Since the change was released, many users have come to depend on the new behavior. There is no way for us to revert to the old behavior without additionally breaking users who are running stacks that have been deployed using a version released after January, 2022.

Therefore, we recommend that if you will be affected by this change, that you put an override in place before performing the upgrade of ecs-patterns from a version before 1.141.0/2.9.0 to a version after.

We are sorry for the disturbance this change has caused. Please know that we take breaking changes seriously and are constantly evolving our checks for them.

Am I affected?

TargetGroups used to be created with default port as 80, irrespective of the containerPort you have configured. A change was introduced that made the TargetGroup's port equal to the containerPort you configure. This leads to the resource replacement.
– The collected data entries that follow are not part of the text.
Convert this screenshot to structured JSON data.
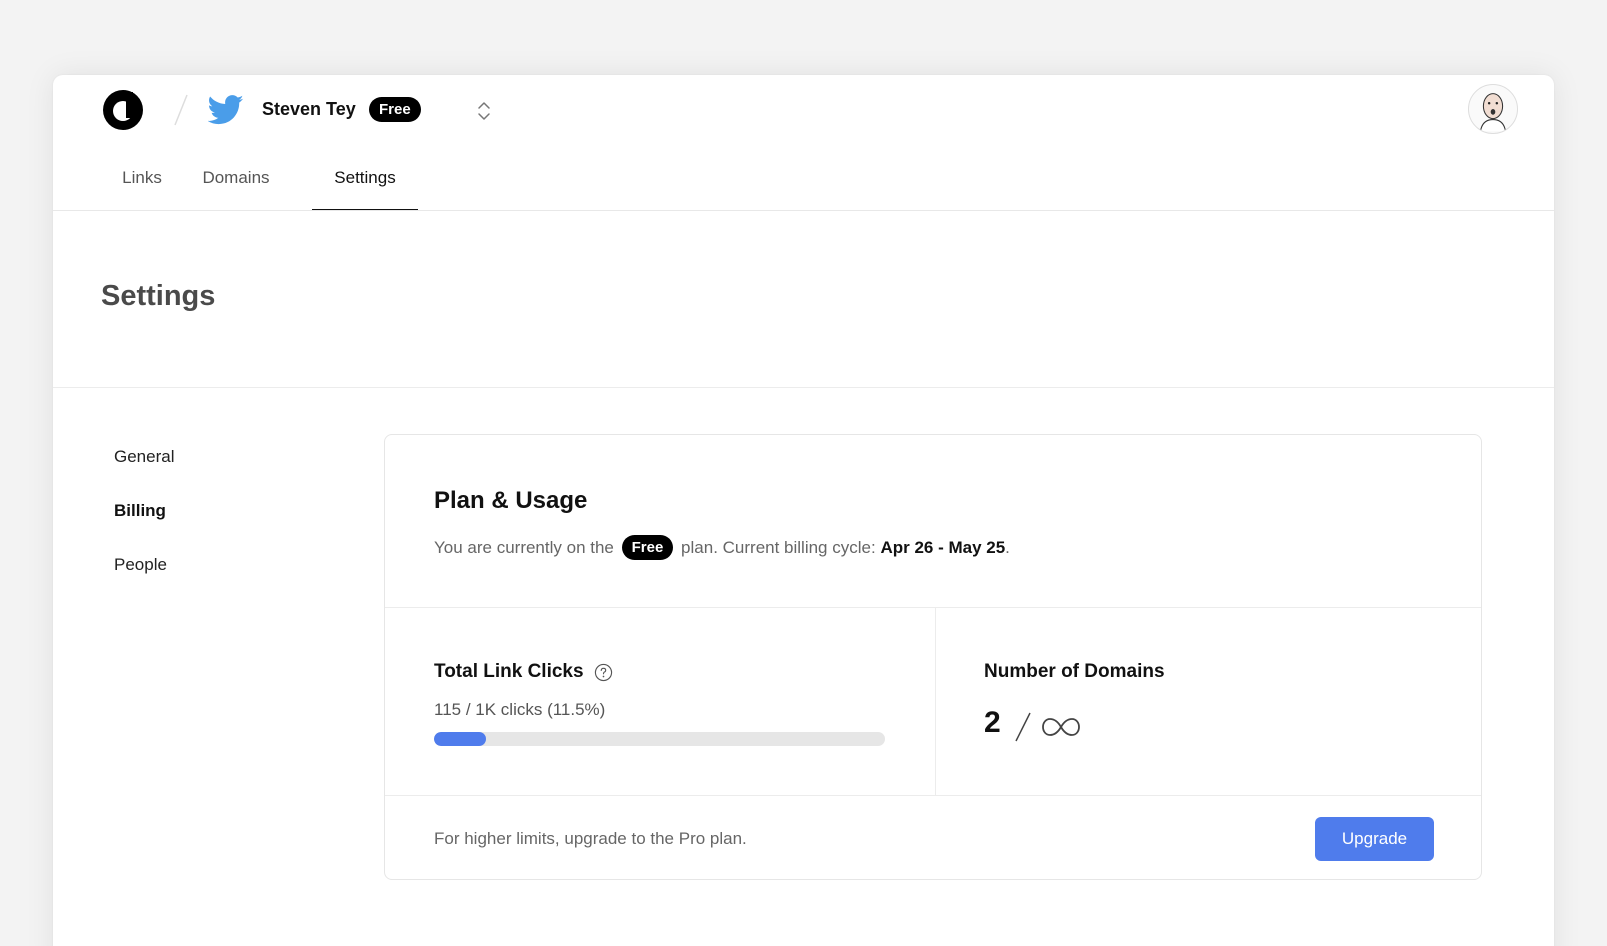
{
  "header": {
    "account_name": "Steven Tey",
    "plan_badge": "Free",
    "logo_icon": "brand-logo-icon",
    "account_icon": "twitter-bird-icon",
    "switcher_icon": "chevron-up-down-icon",
    "avatar_icon": "user-avatar"
  },
  "tabs": [
    {
      "label": "Links"
    },
    {
      "label": "Domains"
    },
    {
      "label": "Settings",
      "active": true
    }
  ],
  "page": {
    "title": "Settings"
  },
  "sidenav": {
    "items": [
      {
        "label": "General"
      },
      {
        "label": "Billing",
        "active": true
      },
      {
        "label": "People"
      }
    ]
  },
  "plan_card": {
    "title": "Plan & Usage",
    "sub_prefix": "You are currently on the",
    "plan_badge": "Free",
    "sub_middle": "plan. Current billing cycle:",
    "billing_cycle": "Apr 26 - May 25",
    "sub_suffix": ".",
    "clicks": {
      "title": "Total Link Clicks",
      "usage_text": "115 / 1K clicks (11.5%)",
      "used": 115,
      "limit": 1000,
      "progress_fraction": 0.115
    },
    "domains": {
      "title": "Number of Domains",
      "count": "2",
      "limit_icon": "infinity-icon"
    },
    "footer_text": "For higher limits, upgrade to the Pro plan.",
    "upgrade_label": "Upgrade"
  },
  "colors": {
    "accent": "#4f7cec",
    "twitter_blue": "#4a9de9",
    "badge_bg": "#000000"
  }
}
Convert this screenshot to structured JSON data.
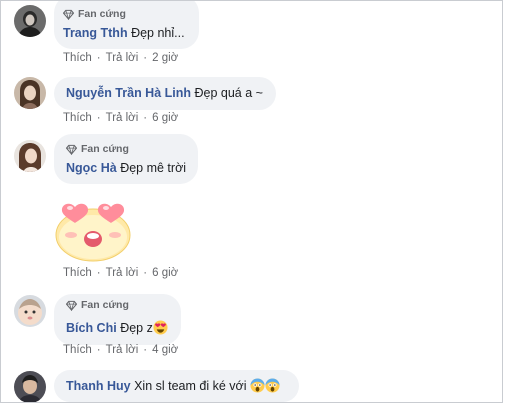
{
  "comments": [
    {
      "badge": "Fan cứng",
      "author": "Trang Tthh",
      "text": "Đẹp nhỉ...",
      "like": "Thích",
      "reply": "Trả lời",
      "time": "2 giờ"
    },
    {
      "badge": "",
      "author": "Nguyễn Trần Hà Linh",
      "text": "Đẹp quá a ~",
      "like": "Thích",
      "reply": "Trả lời",
      "time": "6 giờ"
    },
    {
      "badge": "Fan cứng",
      "author": "Ngọc Hà",
      "text": "Đẹp mê trời",
      "like": "Thích",
      "reply": "Trả lời",
      "time": "6 giờ",
      "sticker": "heart-eyes-sticker"
    },
    {
      "badge": "Fan cứng",
      "author": "Bích Chi",
      "text": "Đẹp z",
      "emoji": "heart-eyes-emoji",
      "like": "Thích",
      "reply": "Trả lời",
      "time": "4 giờ"
    },
    {
      "badge": "",
      "author": "Thanh Huy",
      "text": "Xin sl team đi ké với",
      "emoji": "screaming-face-emoji"
    }
  ],
  "colors": {
    "author": "#385898",
    "bubble": "#f0f2f5",
    "meta": "#65676b"
  }
}
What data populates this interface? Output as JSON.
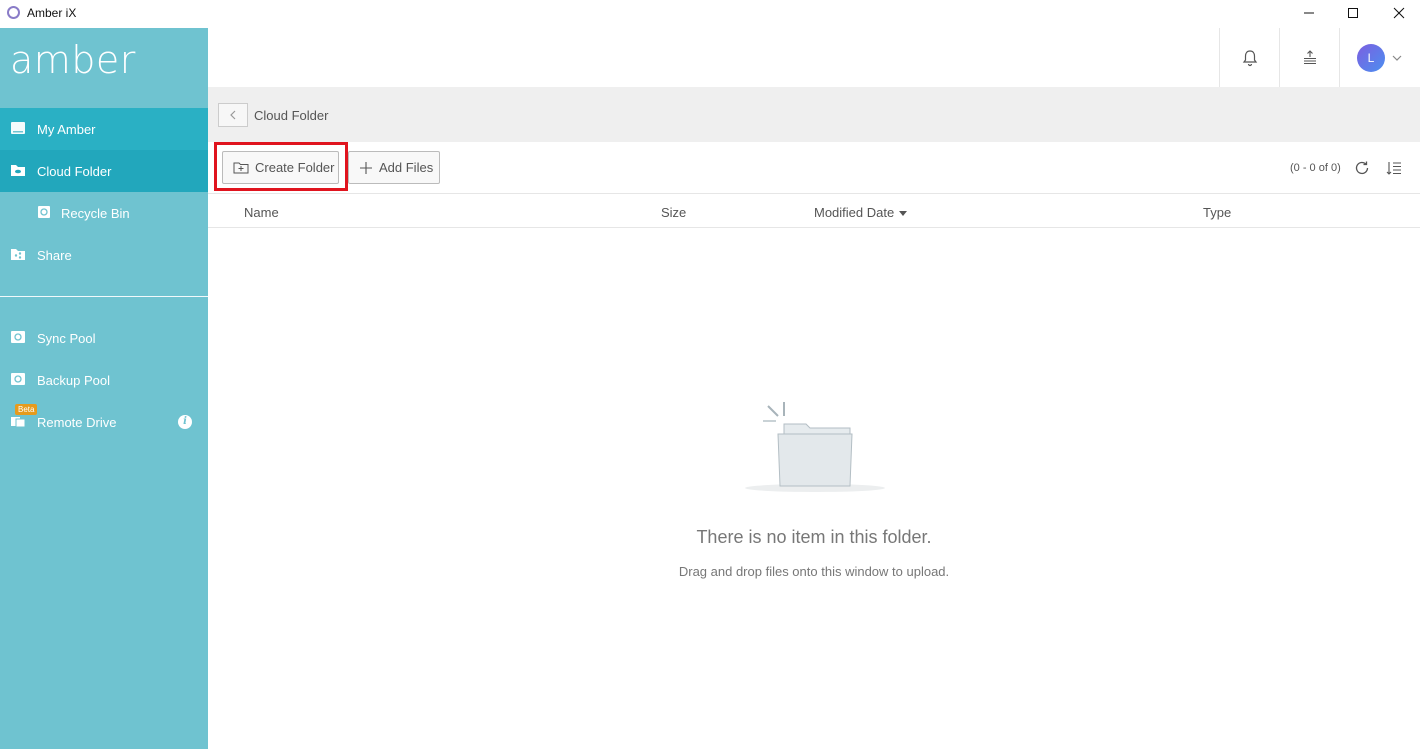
{
  "window": {
    "title": "Amber iX"
  },
  "sidebar": {
    "logo": "amber",
    "items": [
      {
        "label": "My Amber"
      },
      {
        "label": "Cloud Folder"
      },
      {
        "label": "Recycle Bin"
      },
      {
        "label": "Share"
      },
      {
        "label": "Sync Pool"
      },
      {
        "label": "Backup Pool"
      },
      {
        "label": "Remote Drive",
        "badge": "Beta"
      }
    ]
  },
  "header": {
    "avatar_initial": "L"
  },
  "breadcrumb": {
    "current": "Cloud Folder"
  },
  "toolbar": {
    "create_folder_label": "Create Folder",
    "add_files_label": "Add Files",
    "counter": "(0 - 0 of 0)"
  },
  "table": {
    "columns": [
      "Name",
      "Size",
      "Modified Date",
      "Type"
    ]
  },
  "empty_state": {
    "title": "There is no item in this folder.",
    "subtitle": "Drag and drop files onto this window to upload."
  },
  "colors": {
    "sidebar_bg": "#6fc3d0",
    "sidebar_active": "#22a7bc",
    "highlight": "#e0141e"
  }
}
You are affected if the value for containerPort in your code is different from 80. For example:

const service = new NetworkLoadBalancedFargateService(stack, 'MyFargateService', {
  taskImageOptions: {
    containerPort: 8443,   // <-- you are affected if this value is different from 80
    image: ContainerImage.fromRegistry('amazon/amazon-ecs-sample'),
  }
});

In this example, the value 8443 used to be ignored (the TargetGroup would be created with port 80, which is fine because ECS will register the correct port for each container as it's registering the tasks with the load balancer), but in newer versions of ecs-patterns the value 8443 will be copied onto the TargetGroup's port.

If this property is not defined or is set to 80, your application won't be affected.

Workaround

Use an escape hatch to force the port number of the underlying CfnTargetGroup to 80, regardless of the value of containerPort:

const service = new NetworkLoadBalancedFargateService(stack, 'MyFargateService', {
  taskImageOptions: {
    containerPort: 8443,
    image: ContainerImage.fromRegistry('amazon/amazon-ecs-sample'),
  }
});

const targetGroup = service.targetGroup.node.defaultChild as CfnTargetGroup;
targetGroup.port = 80;

After you have made this change, you can safely upgrade.

jasdrive1 commented 1 year ago

I had some questions about this that I got answered and through I should share with others looking at this issue:

Summary:

It boils down to:


More Context:

How can I be sure I did this correctly?

Running a cdk diff after you upgrade your cdk version and checking that targetgroup.port isn’t modified

How will this issue cause downtime?

When the TG is replaced, the original resource is deleted and then the new one is created. Your service would be unable to receive traffic in that interval because the TG has information on internal IPs of tasks, their ports and protocols, etc. So it’s a necessary blocking construct in between the ALB listener and the service tasks.

you can mentally model it as “all traffic has to flow through the TG to get load balanced correctly”

Why does the issue reference port 80 to be used?

There’s no particular reason that the TG port has to be 80, it appears that it was just used as a placeholder since in CDK, when targets register themselves with a TG they provide the port themselves. In the CFN Docs:

Port
The port on which the targets receive traffic. This port is used unless you specify a port override when registering the target.

CDK self-registering targets always specify a port.Unfortunately, for some reason, Port is a replacement field on a target group CFN resource. So that’s why you need to force it to be 80, to avoid replacement on a new deployment.You can check whether your CFN template will be affected by running cdk diff after upgrading CDK version and checking to be sure that the TargetGroup.Port field is unchanged.

mrgrain commented 1 year ago

Closed as not planned as per the reasons in the issue. We have a CLI notice in place to inform users about this issue, and it can still be found via search.

Unfortunately comments on closed issues are hard for our team to see. If you need more assistance, please either tag a team member or open a discussion/issue that references this one. If you wish to keep having a conversation with other community members under this issue feel free to do so.